Thanks for the replies, I hadn't thought that the regional maps would show that much more detail - from the CONUS maps it looked like 2000 and 400 respectively. A good lesson in using indexes, model output, and view. Interesting note about the 13km resolution - I wasn't really thinking that would matter in this case, but when you're that close to the warm front, 13km could almost be the difference between southerly and easterly winds!

Where do you find the archived images by sector, I could only find CONUS?
 
Where do you find the archived images by sector, I could only find CONUS?

Go to, for example, http://www.spc.noaa.gov/exper/mesoanalysis/new/viewsector.php?sector=14

Choose the parameter you want to view. Click on "Recent Image Archive & Loops". Under "Loop Options", choose the ending time of the archived loop you want to view.

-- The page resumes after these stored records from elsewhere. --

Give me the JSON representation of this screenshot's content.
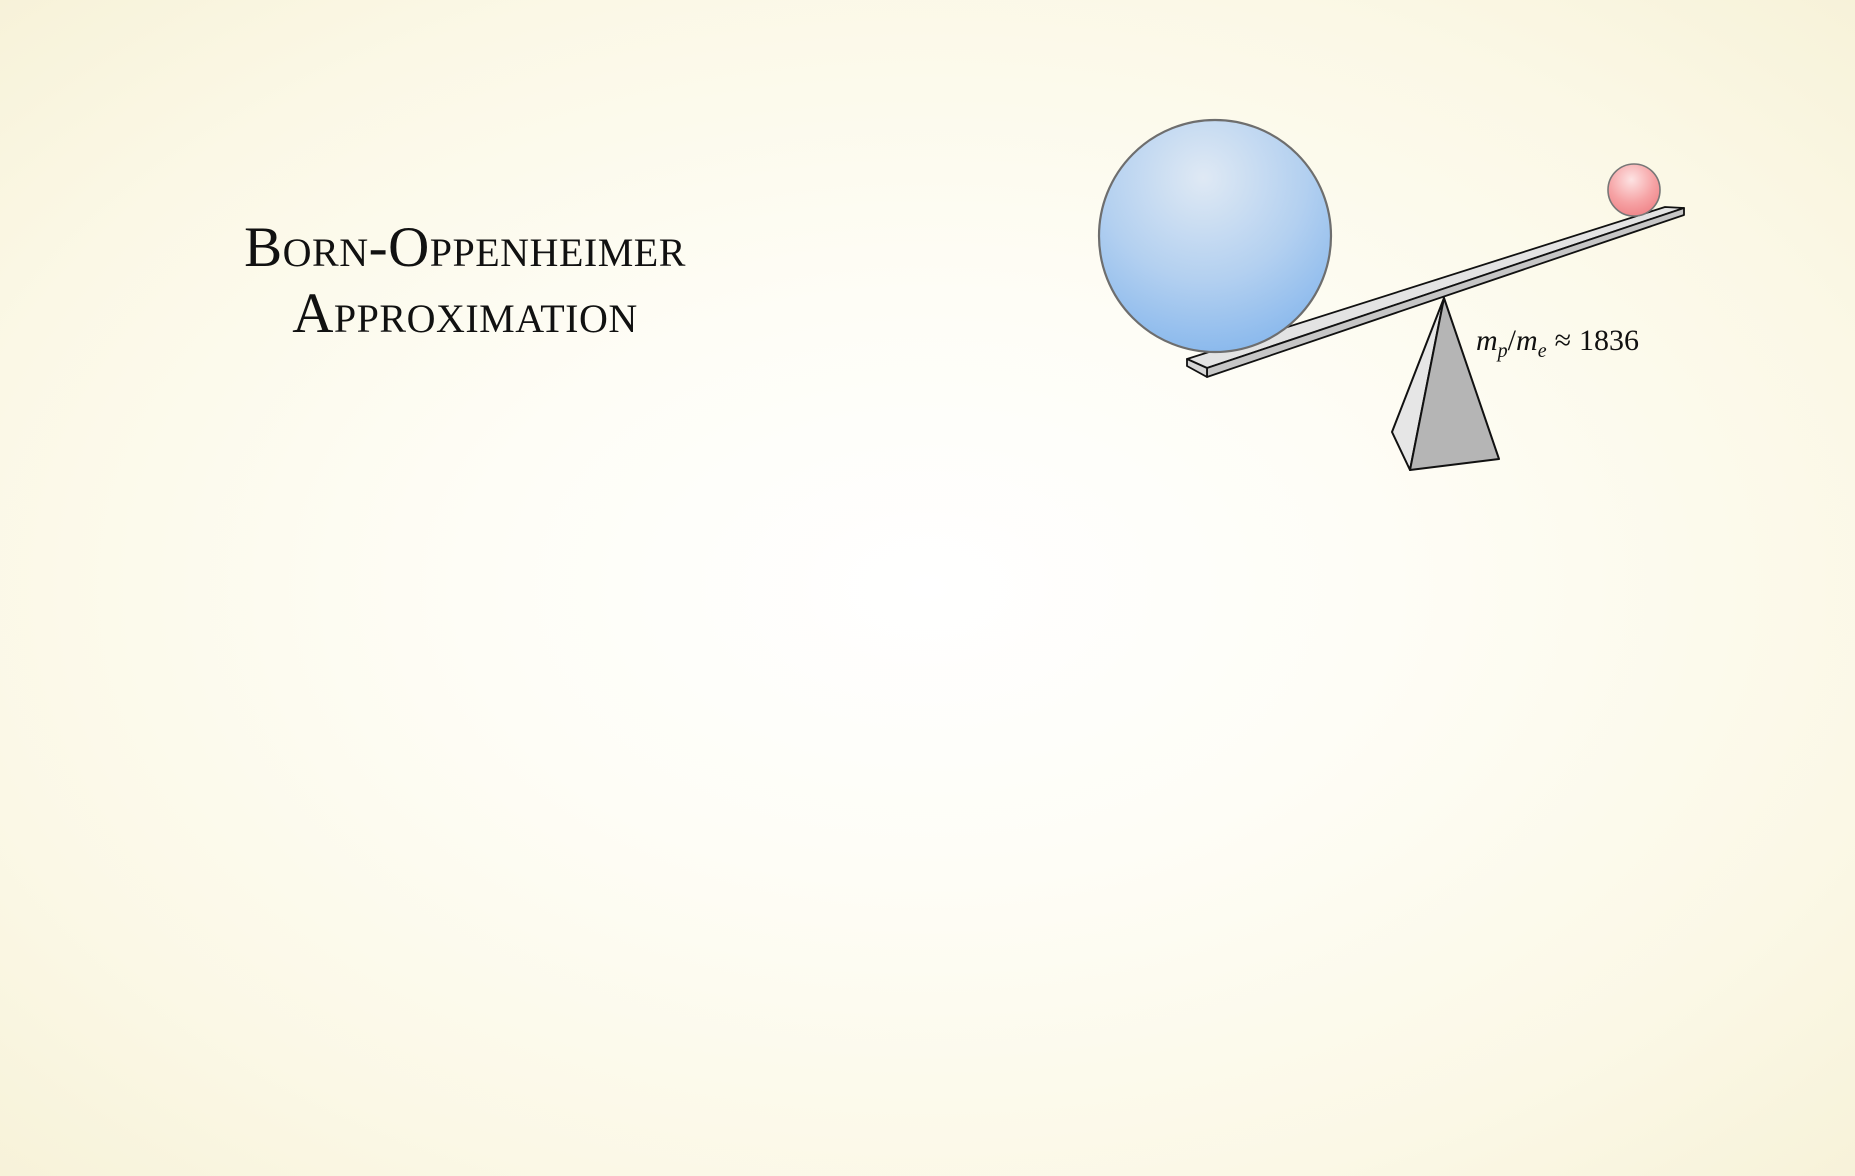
{
  "slide": {
    "title_line1": "Born-Oppenheimer",
    "title_line2": "Approximation"
  },
  "diagram": {
    "ratio_label": {
      "m": "m",
      "sub_p": "p",
      "slash": "/",
      "sub_e": "e",
      "approx": "≈",
      "value": "1836"
    },
    "colors": {
      "nucleus": "#8fbdee",
      "electron": "#f07f82",
      "plank": "#dcdcdc",
      "fulcrum": "#b5b5b5"
    }
  }
}
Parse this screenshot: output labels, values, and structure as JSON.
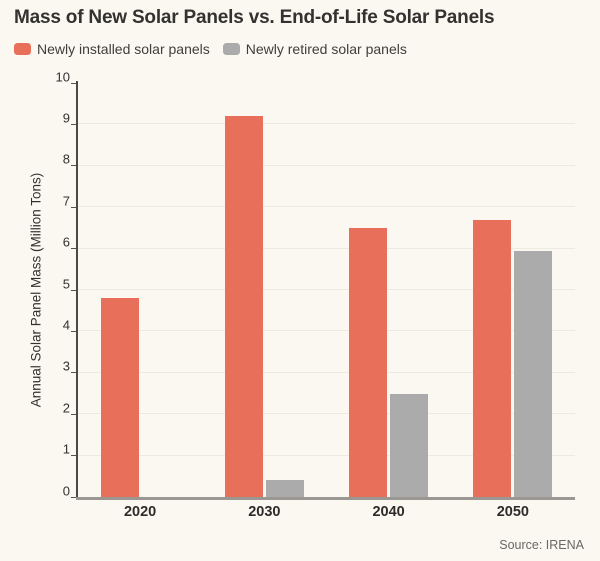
{
  "title": "Mass of New Solar Panels vs. End-of-Life Solar Panels",
  "legend": [
    {
      "label": "Newly installed solar panels",
      "color": "#e8705a"
    },
    {
      "label": "Newly retired solar panels",
      "color": "#ababab"
    }
  ],
  "source": "Source: IRENA",
  "colors": {
    "background": "#faf8f1",
    "installed": "#e8705a",
    "retired": "#ababab",
    "gridline": "#edeae2",
    "axis_left": "#4b4946",
    "axis_bottom": "#9b9894"
  },
  "chart_data": {
    "type": "bar",
    "categories": [
      "2020",
      "2030",
      "2040",
      "2050"
    ],
    "series": [
      {
        "name": "Newly installed solar panels",
        "color": "#e8705a",
        "values": [
          4.8,
          9.2,
          6.5,
          6.7
        ]
      },
      {
        "name": "Newly retired solar panels",
        "color": "#ababab",
        "values": [
          0,
          0.4,
          2.5,
          5.95
        ]
      }
    ],
    "title": "Mass of New Solar Panels vs. End-of-Life Solar Panels",
    "xlabel": "",
    "ylabel": "Annual Solar Panel Mass (Million Tons)",
    "ylim": [
      0,
      10
    ],
    "yticks": [
      0,
      1,
      2,
      3,
      4,
      5,
      6,
      7,
      8,
      9,
      10
    ],
    "grid": true,
    "legend_position": "top-left"
  }
}
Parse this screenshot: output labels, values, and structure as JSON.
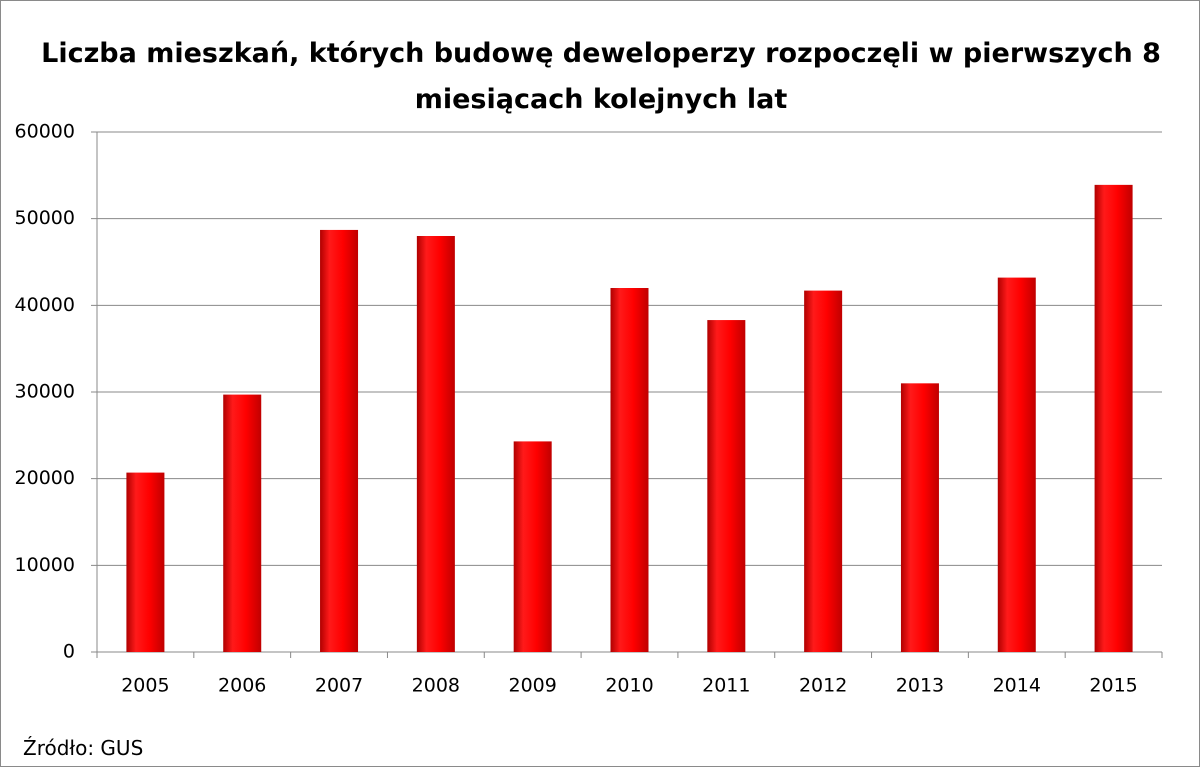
{
  "chart_data": {
    "type": "bar",
    "title": "Liczba mieszkań, których budowę deweloperzy rozpoczęli w pierwszych 8 miesiącach kolejnych lat",
    "categories": [
      "2005",
      "2006",
      "2007",
      "2008",
      "2009",
      "2010",
      "2011",
      "2012",
      "2013",
      "2014",
      "2015"
    ],
    "values": [
      20700,
      29700,
      48700,
      48000,
      24300,
      42000,
      38300,
      41700,
      31000,
      43200,
      53900
    ],
    "color": "#ff0000",
    "ylim": [
      0,
      60000
    ],
    "yticks": [
      0,
      10000,
      20000,
      30000,
      40000,
      50000,
      60000
    ],
    "grid": true,
    "source": "Źródło: GUS"
  }
}
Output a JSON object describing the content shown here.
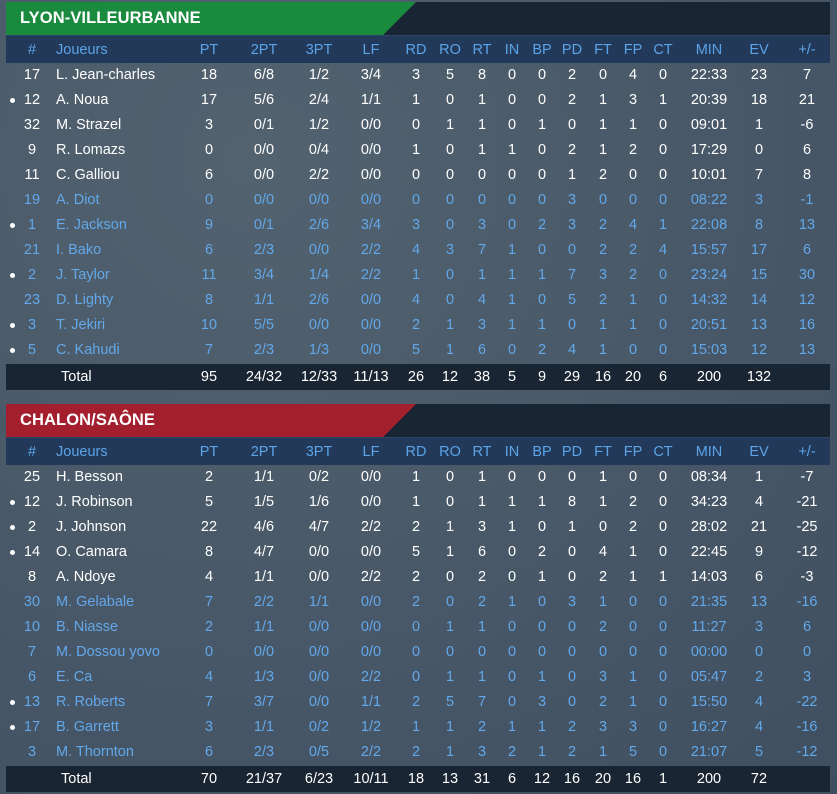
{
  "columns": [
    "#",
    "Joueurs",
    "PT",
    "2PT",
    "3PT",
    "LF",
    "RD",
    "RO",
    "RT",
    "IN",
    "BP",
    "PD",
    "FT",
    "FP",
    "CT",
    "MIN",
    "EV",
    "+/-"
  ],
  "total_label": "Total",
  "teams": [
    {
      "name": "LYON-VILLEURBANNE",
      "players": [
        {
          "num": "17",
          "name": "L. Jean-charles",
          "starter": true,
          "dot": false,
          "stats": [
            "18",
            "6/8",
            "1/2",
            "3/4",
            "3",
            "5",
            "8",
            "0",
            "0",
            "2",
            "0",
            "4",
            "0",
            "22:33",
            "23",
            "7"
          ]
        },
        {
          "num": "12",
          "name": "A. Noua",
          "starter": true,
          "dot": true,
          "stats": [
            "17",
            "5/6",
            "2/4",
            "1/1",
            "1",
            "0",
            "1",
            "0",
            "0",
            "2",
            "1",
            "3",
            "1",
            "20:39",
            "18",
            "21"
          ]
        },
        {
          "num": "32",
          "name": "M. Strazel",
          "starter": true,
          "dot": false,
          "stats": [
            "3",
            "0/1",
            "1/2",
            "0/0",
            "0",
            "1",
            "1",
            "0",
            "1",
            "0",
            "1",
            "1",
            "0",
            "09:01",
            "1",
            "-6"
          ]
        },
        {
          "num": "9",
          "name": "R. Lomazs",
          "starter": true,
          "dot": false,
          "stats": [
            "0",
            "0/0",
            "0/4",
            "0/0",
            "1",
            "0",
            "1",
            "1",
            "0",
            "2",
            "1",
            "2",
            "0",
            "17:29",
            "0",
            "6"
          ]
        },
        {
          "num": "11",
          "name": "C. Galliou",
          "starter": true,
          "dot": false,
          "stats": [
            "6",
            "0/0",
            "2/2",
            "0/0",
            "0",
            "0",
            "0",
            "0",
            "0",
            "1",
            "2",
            "0",
            "0",
            "10:01",
            "7",
            "8"
          ]
        },
        {
          "num": "19",
          "name": "A. Diot",
          "starter": false,
          "dot": false,
          "stats": [
            "0",
            "0/0",
            "0/0",
            "0/0",
            "0",
            "0",
            "0",
            "0",
            "0",
            "3",
            "0",
            "0",
            "0",
            "08:22",
            "3",
            "-1"
          ]
        },
        {
          "num": "1",
          "name": "E. Jackson",
          "starter": false,
          "dot": true,
          "stats": [
            "9",
            "0/1",
            "2/6",
            "3/4",
            "3",
            "0",
            "3",
            "0",
            "2",
            "3",
            "2",
            "4",
            "1",
            "22:08",
            "8",
            "13"
          ]
        },
        {
          "num": "21",
          "name": "I. Bako",
          "starter": false,
          "dot": false,
          "stats": [
            "6",
            "2/3",
            "0/0",
            "2/2",
            "4",
            "3",
            "7",
            "1",
            "0",
            "0",
            "2",
            "2",
            "4",
            "15:57",
            "17",
            "6"
          ]
        },
        {
          "num": "2",
          "name": "J. Taylor",
          "starter": false,
          "dot": true,
          "stats": [
            "11",
            "3/4",
            "1/4",
            "2/2",
            "1",
            "0",
            "1",
            "1",
            "1",
            "7",
            "3",
            "2",
            "0",
            "23:24",
            "15",
            "30"
          ]
        },
        {
          "num": "23",
          "name": "D. Lighty",
          "starter": false,
          "dot": false,
          "stats": [
            "8",
            "1/1",
            "2/6",
            "0/0",
            "4",
            "0",
            "4",
            "1",
            "0",
            "5",
            "2",
            "1",
            "0",
            "14:32",
            "14",
            "12"
          ]
        },
        {
          "num": "3",
          "name": "T. Jekiri",
          "starter": false,
          "dot": true,
          "stats": [
            "10",
            "5/5",
            "0/0",
            "0/0",
            "2",
            "1",
            "3",
            "1",
            "1",
            "0",
            "1",
            "1",
            "0",
            "20:51",
            "13",
            "16"
          ]
        },
        {
          "num": "5",
          "name": "C. Kahudi",
          "starter": false,
          "dot": true,
          "stats": [
            "7",
            "2/3",
            "1/3",
            "0/0",
            "5",
            "1",
            "6",
            "0",
            "2",
            "4",
            "1",
            "0",
            "0",
            "15:03",
            "12",
            "13"
          ]
        }
      ],
      "totals": [
        "95",
        "24/32",
        "12/33",
        "11/13",
        "26",
        "12",
        "38",
        "5",
        "9",
        "29",
        "16",
        "20",
        "6",
        "200",
        "132",
        ""
      ]
    },
    {
      "name": "CHALON/SAÔNE",
      "players": [
        {
          "num": "25",
          "name": "H. Besson",
          "starter": true,
          "dot": false,
          "stats": [
            "2",
            "1/1",
            "0/2",
            "0/0",
            "1",
            "0",
            "1",
            "0",
            "0",
            "0",
            "1",
            "0",
            "0",
            "08:34",
            "1",
            "-7"
          ]
        },
        {
          "num": "12",
          "name": "J. Robinson",
          "starter": true,
          "dot": true,
          "stats": [
            "5",
            "1/5",
            "1/6",
            "0/0",
            "1",
            "0",
            "1",
            "1",
            "1",
            "8",
            "1",
            "2",
            "0",
            "34:23",
            "4",
            "-21"
          ]
        },
        {
          "num": "2",
          "name": "J. Johnson",
          "starter": true,
          "dot": true,
          "stats": [
            "22",
            "4/6",
            "4/7",
            "2/2",
            "2",
            "1",
            "3",
            "1",
            "0",
            "1",
            "0",
            "2",
            "0",
            "28:02",
            "21",
            "-25"
          ]
        },
        {
          "num": "14",
          "name": "O. Camara",
          "starter": true,
          "dot": true,
          "stats": [
            "8",
            "4/7",
            "0/0",
            "0/0",
            "5",
            "1",
            "6",
            "0",
            "2",
            "0",
            "4",
            "1",
            "0",
            "22:45",
            "9",
            "-12"
          ]
        },
        {
          "num": "8",
          "name": "A. Ndoye",
          "starter": true,
          "dot": false,
          "stats": [
            "4",
            "1/1",
            "0/0",
            "2/2",
            "2",
            "0",
            "2",
            "0",
            "1",
            "0",
            "2",
            "1",
            "1",
            "14:03",
            "6",
            "-3"
          ]
        },
        {
          "num": "30",
          "name": "M. Gelabale",
          "starter": false,
          "dot": false,
          "stats": [
            "7",
            "2/2",
            "1/1",
            "0/0",
            "2",
            "0",
            "2",
            "1",
            "0",
            "3",
            "1",
            "0",
            "0",
            "21:35",
            "13",
            "-16"
          ]
        },
        {
          "num": "10",
          "name": "B. Niasse",
          "starter": false,
          "dot": false,
          "stats": [
            "2",
            "1/1",
            "0/0",
            "0/0",
            "0",
            "1",
            "1",
            "0",
            "0",
            "0",
            "2",
            "0",
            "0",
            "11:27",
            "3",
            "6"
          ]
        },
        {
          "num": "7",
          "name": "M. Dossou yovo",
          "starter": false,
          "dot": false,
          "stats": [
            "0",
            "0/0",
            "0/0",
            "0/0",
            "0",
            "0",
            "0",
            "0",
            "0",
            "0",
            "0",
            "0",
            "0",
            "00:00",
            "0",
            "0"
          ]
        },
        {
          "num": "6",
          "name": "E. Ca",
          "starter": false,
          "dot": false,
          "stats": [
            "4",
            "1/3",
            "0/0",
            "2/2",
            "0",
            "1",
            "1",
            "0",
            "1",
            "0",
            "3",
            "1",
            "0",
            "05:47",
            "2",
            "3"
          ]
        },
        {
          "num": "13",
          "name": "R. Roberts",
          "starter": false,
          "dot": true,
          "stats": [
            "7",
            "3/7",
            "0/0",
            "1/1",
            "2",
            "5",
            "7",
            "0",
            "3",
            "0",
            "2",
            "1",
            "0",
            "15:50",
            "4",
            "-22"
          ]
        },
        {
          "num": "17",
          "name": "B. Garrett",
          "starter": false,
          "dot": true,
          "stats": [
            "3",
            "1/1",
            "0/2",
            "1/2",
            "1",
            "1",
            "2",
            "1",
            "1",
            "2",
            "3",
            "3",
            "0",
            "16:27",
            "4",
            "-16"
          ]
        },
        {
          "num": "3",
          "name": "M. Thornton",
          "starter": false,
          "dot": false,
          "stats": [
            "6",
            "2/3",
            "0/5",
            "2/2",
            "2",
            "1",
            "3",
            "2",
            "1",
            "2",
            "1",
            "5",
            "0",
            "21:07",
            "5",
            "-12"
          ]
        }
      ],
      "totals": [
        "70",
        "21/37",
        "6/23",
        "10/11",
        "18",
        "13",
        "31",
        "6",
        "12",
        "16",
        "20",
        "16",
        "1",
        "200",
        "72",
        ""
      ]
    }
  ]
}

It's not simple to switch among the various parameters for the same archived time. You may need to "Return to Real Time Viewer", then choose another desired parameter, then go back through what you went through to view the previous archived loop of that parameter.
 
You really can't view archived images by sector from this site once they're pushed off the backlog that GPhillips mentioned. You can only view CONUS images.